そして「当時、知乃さんは、『演劇・映画・芸能界のセクハラ・パワハラをなくす会(『なくす会』)』の代表として活動する中で、馬奈木弁護士に訴訟等を依頼する立場にあり、馬奈木弁護士は、演劇や映画界におけるハラスメント問題に取り組むことで知られていました」と知乃氏と馬奈木弁護士の当時の関係性を改めて説明。「人間関係に乗じたハラスメントに苦しむ方々は少なくありません。知乃さんは、自身の闘いがそのような方々を少しでも励まし、尊厳を守るための行動を応援することを願って声を上げました。声を上げることは意味があるという知乃さんのメッセージが少しでも多くの方に届くことを願います」とした。

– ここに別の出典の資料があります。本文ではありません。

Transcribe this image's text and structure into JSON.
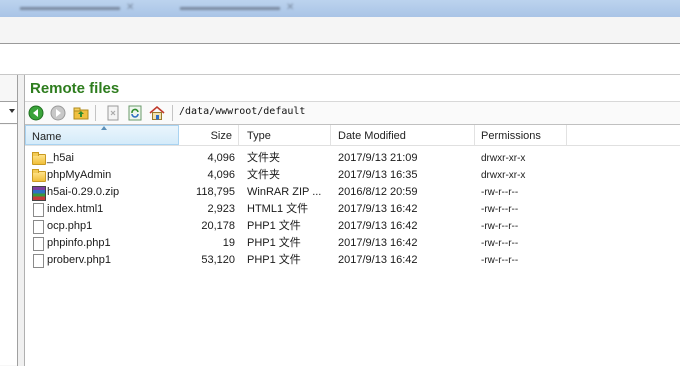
{
  "colors": {
    "title_green": "#2e7d1e",
    "header_selected": "#d4ebfa"
  },
  "remote": {
    "title": "Remote files",
    "path": "/data/wwwroot/default",
    "toolbar_icons": [
      "back-icon",
      "forward-icon",
      "parent-folder-icon",
      "delete-icon",
      "refresh-icon",
      "home-icon"
    ]
  },
  "table": {
    "headers": {
      "name": "Name",
      "size": "Size",
      "type": "Type",
      "date": "Date Modified",
      "permissions": "Permissions"
    },
    "rows": [
      {
        "icon": "folder-icon",
        "name": "_h5ai",
        "size": "4,096",
        "type": "文件夹",
        "date": "2017/9/13 21:09",
        "perm": "drwxr-xr-x"
      },
      {
        "icon": "folder-icon",
        "name": "phpMyAdmin",
        "size": "4,096",
        "type": "文件夹",
        "date": "2017/9/13 16:35",
        "perm": "drwxr-xr-x"
      },
      {
        "icon": "winrar-icon",
        "name": "h5ai-0.29.0.zip",
        "size": "118,795",
        "type": "WinRAR ZIP ...",
        "date": "2016/8/12 20:59",
        "perm": "-rw-r--r--"
      },
      {
        "icon": "file-icon",
        "name": "index.html1",
        "size": "2,923",
        "type": "HTML1 文件",
        "date": "2017/9/13 16:42",
        "perm": "-rw-r--r--"
      },
      {
        "icon": "file-icon",
        "name": "ocp.php1",
        "size": "20,178",
        "type": "PHP1 文件",
        "date": "2017/9/13 16:42",
        "perm": "-rw-r--r--"
      },
      {
        "icon": "file-icon",
        "name": "phpinfo.php1",
        "size": "19",
        "type": "PHP1 文件",
        "date": "2017/9/13 16:42",
        "perm": "-rw-r--r--"
      },
      {
        "icon": "file-icon",
        "name": "proberv.php1",
        "size": "53,120",
        "type": "PHP1 文件",
        "date": "2017/9/13 16:42",
        "perm": "-rw-r--r--"
      }
    ]
  }
}
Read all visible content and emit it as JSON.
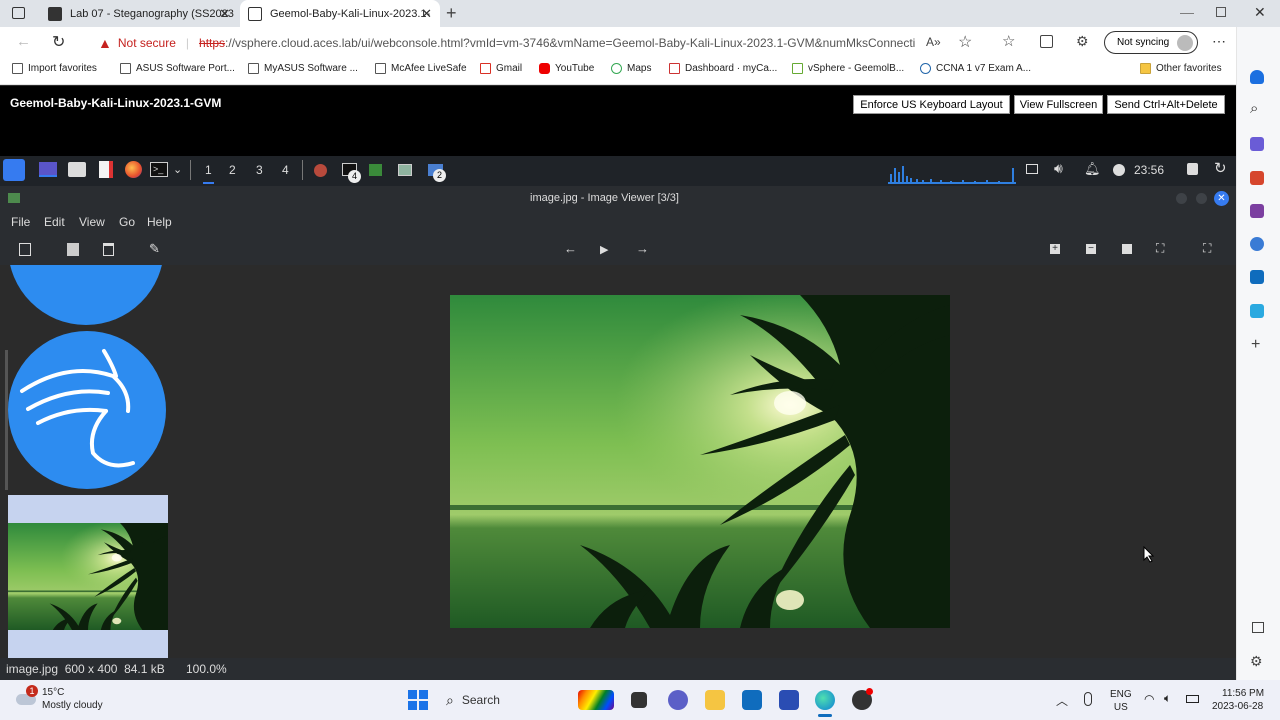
{
  "browser": {
    "tabs": [
      {
        "label": "Lab 07 - Steganography (SS2023"
      },
      {
        "label": "Geemol-Baby-Kali-Linux-2023.1-"
      }
    ],
    "security": "Not secure",
    "url_scheme": "https",
    "url_rest": "://vsphere.cloud.aces.lab/ui/webconsole.html?vmId=vm-3746&vmName=Geemol-Baby-Kali-Linux-2023.1-GVM&numMksConnectio...",
    "profile": "Not syncing",
    "bookmarks": [
      "Import favorites",
      "ASUS Software Port...",
      "MyASUS Software ...",
      "McAfee LiveSafe",
      "Gmail",
      "YouTube",
      "Maps",
      "Dashboard · myCa...",
      "vSphere - GeemolB...",
      "CCNA 1 v7 Exam A..."
    ],
    "other_favorites": "Other favorites"
  },
  "vsphere": {
    "title": "Geemol-Baby-Kali-Linux-2023.1-GVM",
    "buttons": [
      "Enforce US Keyboard Layout",
      "View Fullscreen",
      "Send Ctrl+Alt+Delete"
    ]
  },
  "kali": {
    "workspaces": [
      "1",
      "2",
      "3",
      "4"
    ],
    "badge_a": "4",
    "badge_b": "2",
    "clock": "23:56"
  },
  "viewer": {
    "title": "image.jpg - Image Viewer [3/3]",
    "menu": [
      "File",
      "Edit",
      "View",
      "Go",
      "Help"
    ],
    "status_file": "image.jpg  600 x 400  84.1 kB",
    "status_zoom": "100.0%"
  },
  "taskbar": {
    "weather_temp": "15°C",
    "weather_desc": "Mostly cloudy",
    "weather_badge": "1",
    "search": "Search",
    "lang1": "ENG",
    "lang2": "US",
    "time": "11:56 PM",
    "date": "2023-06-28"
  }
}
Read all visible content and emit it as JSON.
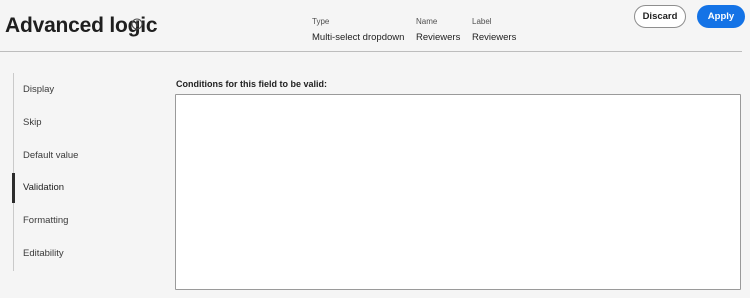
{
  "header": {
    "title": "Advanced logic",
    "meta": [
      {
        "label": "Type",
        "value": "Multi-select dropdown"
      },
      {
        "label": "Name",
        "value": "Reviewers"
      },
      {
        "label": "Label",
        "value": "Reviewers"
      }
    ],
    "discard_label": "Discard",
    "apply_label": "Apply"
  },
  "sidebar": {
    "items": [
      {
        "label": "Display"
      },
      {
        "label": "Skip"
      },
      {
        "label": "Default value"
      },
      {
        "label": "Validation"
      },
      {
        "label": "Formatting"
      },
      {
        "label": "Editability"
      }
    ],
    "active": "Validation"
  },
  "main": {
    "conditions_label": "Conditions for this field to be valid:",
    "conditions_value": ""
  },
  "colors": {
    "accent": "#1473e6",
    "background": "#f5f5f5",
    "active_indicator": "#2c2c2c"
  }
}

また「本件は、弁護士含む法律家にも、他人事ではない教訓を残し、業界のありようを問う性質のものと考えています」とも指摘。「大変憂慮すべきことですが、大阪地検元検事正による部下の女性に対する準強制性交等被告事件や、大分県の女性弁護士が、雇用弁護士からの性的関係強要に苦しみ自死した事件(民事訴訟で遺族が勝訴)など、法律家を加害者とする深刻なハラスメント事案が複数報じられています」と法曹界でも性的なハラスメント事案が頻発しているとした。その上で「たとえ法律家としての能力を高く評価されているとしても、ハラスメント加害が黙認されてよいはずがありません。本当の意味で市民のために働く法律家であるために、性差別、性暴力に対する法律家全体の認識を更にアップデートし、性差別や性暴力を生む構造について深い知見を身につけることの必要性を強調したいと思います」と訴えた。

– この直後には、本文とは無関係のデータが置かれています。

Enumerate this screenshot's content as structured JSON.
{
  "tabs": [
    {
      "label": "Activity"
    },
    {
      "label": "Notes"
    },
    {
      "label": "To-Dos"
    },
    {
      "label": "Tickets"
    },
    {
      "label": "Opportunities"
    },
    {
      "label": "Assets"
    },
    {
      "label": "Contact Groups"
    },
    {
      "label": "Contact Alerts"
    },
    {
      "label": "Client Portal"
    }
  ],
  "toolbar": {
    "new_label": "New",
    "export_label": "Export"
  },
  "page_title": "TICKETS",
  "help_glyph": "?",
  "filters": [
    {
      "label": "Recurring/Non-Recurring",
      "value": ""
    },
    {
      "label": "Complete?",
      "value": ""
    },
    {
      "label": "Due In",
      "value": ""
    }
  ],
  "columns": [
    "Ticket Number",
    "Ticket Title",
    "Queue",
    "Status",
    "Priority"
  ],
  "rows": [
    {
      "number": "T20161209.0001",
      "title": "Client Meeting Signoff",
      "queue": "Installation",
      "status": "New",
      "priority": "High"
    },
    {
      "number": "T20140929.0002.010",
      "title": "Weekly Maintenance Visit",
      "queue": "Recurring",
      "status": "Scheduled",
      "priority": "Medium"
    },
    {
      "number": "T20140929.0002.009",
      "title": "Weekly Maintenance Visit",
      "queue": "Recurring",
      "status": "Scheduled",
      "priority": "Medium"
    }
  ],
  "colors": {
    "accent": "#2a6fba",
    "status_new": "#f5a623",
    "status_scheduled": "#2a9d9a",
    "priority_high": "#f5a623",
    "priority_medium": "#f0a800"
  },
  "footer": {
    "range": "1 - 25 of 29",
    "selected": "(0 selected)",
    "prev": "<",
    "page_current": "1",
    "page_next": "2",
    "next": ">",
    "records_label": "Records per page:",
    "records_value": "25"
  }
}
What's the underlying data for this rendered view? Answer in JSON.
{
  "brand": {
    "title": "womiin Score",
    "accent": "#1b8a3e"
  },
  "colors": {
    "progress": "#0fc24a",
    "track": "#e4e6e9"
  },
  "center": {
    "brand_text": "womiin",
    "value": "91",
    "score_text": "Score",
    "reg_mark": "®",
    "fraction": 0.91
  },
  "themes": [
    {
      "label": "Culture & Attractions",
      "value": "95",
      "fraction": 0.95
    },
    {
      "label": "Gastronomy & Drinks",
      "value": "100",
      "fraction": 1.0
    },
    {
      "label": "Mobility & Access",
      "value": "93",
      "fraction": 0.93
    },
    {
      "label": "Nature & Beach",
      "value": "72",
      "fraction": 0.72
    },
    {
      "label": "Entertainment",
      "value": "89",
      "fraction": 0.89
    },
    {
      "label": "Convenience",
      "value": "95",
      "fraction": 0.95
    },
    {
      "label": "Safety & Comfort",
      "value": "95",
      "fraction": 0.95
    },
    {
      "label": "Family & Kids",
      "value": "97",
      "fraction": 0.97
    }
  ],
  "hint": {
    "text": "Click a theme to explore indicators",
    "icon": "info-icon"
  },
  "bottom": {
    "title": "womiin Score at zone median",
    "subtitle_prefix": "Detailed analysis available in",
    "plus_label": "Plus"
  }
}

知乃氏は、提訴した際に発表した声明文の中で「第二東京弁護士会に馬奈木氏の除名や、生涯弁護士として活動しないということを求めたいと思います」とした。そして「演劇界には暴力とレイプが蔓延しています。そんな業界だからこそ馬奈木氏が私への加害から一年の間、ハラスメント講習を実施することができたのだと思います。文化庁や行政など公的な補助金が出ている多くの劇団が馬奈木氏のハラスメント講習を、お墨付きとして公演を打っています。ハラスメントが人権の問題だとわからず、ジェンダーアップデートを異様なまでに拒み、レイプしやすい土壌を確保する。演劇界は最低最悪の業界です」と、演劇業界の実情を憂慮していた。
一方、馬奈木弁護士は、セクハラを認め、謝罪する文書を23年3月1日のブログに公表した。

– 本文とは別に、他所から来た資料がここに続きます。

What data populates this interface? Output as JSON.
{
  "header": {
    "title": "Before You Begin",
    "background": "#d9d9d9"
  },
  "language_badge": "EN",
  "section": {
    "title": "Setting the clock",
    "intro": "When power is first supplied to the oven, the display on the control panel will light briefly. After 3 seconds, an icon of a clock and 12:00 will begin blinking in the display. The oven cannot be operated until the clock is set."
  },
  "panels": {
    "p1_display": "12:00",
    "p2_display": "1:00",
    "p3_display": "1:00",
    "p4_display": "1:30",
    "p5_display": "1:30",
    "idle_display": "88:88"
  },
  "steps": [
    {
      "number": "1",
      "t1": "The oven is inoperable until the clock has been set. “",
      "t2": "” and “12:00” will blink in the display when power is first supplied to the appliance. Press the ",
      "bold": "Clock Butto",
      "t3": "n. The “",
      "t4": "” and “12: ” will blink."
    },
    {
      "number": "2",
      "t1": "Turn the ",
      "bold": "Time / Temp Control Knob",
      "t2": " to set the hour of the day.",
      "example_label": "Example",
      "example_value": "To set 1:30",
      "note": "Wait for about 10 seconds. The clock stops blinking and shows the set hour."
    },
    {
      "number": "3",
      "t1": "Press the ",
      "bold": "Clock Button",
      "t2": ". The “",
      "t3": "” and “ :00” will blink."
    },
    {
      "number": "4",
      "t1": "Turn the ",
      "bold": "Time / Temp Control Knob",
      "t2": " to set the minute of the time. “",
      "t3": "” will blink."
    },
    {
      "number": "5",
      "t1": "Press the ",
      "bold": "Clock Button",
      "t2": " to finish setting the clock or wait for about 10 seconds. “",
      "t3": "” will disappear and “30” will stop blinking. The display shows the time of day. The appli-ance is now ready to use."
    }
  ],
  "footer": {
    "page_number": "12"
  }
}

「昨年末、その方から私の所属弁護士会に対して、私の懲戒処分を求める懲戒請求書が提出されました。その懲戒請求書を読み、私は初めてその方が私との関係を全く望んでいなかったこと、精神的苦痛を感じ困惑を覚えながら、弁護士という私の肩書や私との年齢差、人間関係への配慮から強く抗議できず、私の言動に苦しんでいたことを知りました」
「私は、その方とは数年来の知り合いであり、事件の依頼を受ける前からプライベートでも頻繁に連絡を取り合い、食事なども共にする間柄でした。私は、そのような関係を続けるうちに、私自身が既婚でありながら、その方に対して好意を抱いてしまいました。そして、私は、その方も私に対して好意を寄せていると思い込み、身体に触れたり、身体の部位に言及したメッセージを送ったり、性的関係を誘うメッセージを送ったりしました」
「その方からはこれらを拒むメッセージや言葉を受け取っていたのですが、私はそのメッセージや言葉を真摯に受けとめず、自らの都合のよい方向に解釈し、性的関係を誘う言動を続け、依頼を受けていた裁判の対応にまで言及して、その方を追い込み苦しめてしまいました。私は、依頼者と代理人という関係にあるなかで、性的関係を迫る言動を続け、その方を苦しめる状況を作り出しているということを認識できていませんでした」
馬奈木弁護士は「ハラスメント講習の講師や、ハラスメント問題に関する取材を受けるといった資格がありませんので、今後はこれらの活動を一切行いません」とし、専門家による診断やカウンセリングも受けるとし、謝罪した。
馬奈木弁護士は、東京電力福島第1原発事故の避難住民らによる集団訴訟の原告側代理人を務めた。また、20年6月に映画の配給や映画館などの経営を行う「アップリンク」代表からハラスメントを受けたとして、元従業員が東京地裁に同氏と同社に対して損害賠償などを請求する訴訟を起こした際も、原告の代理人を務めていた。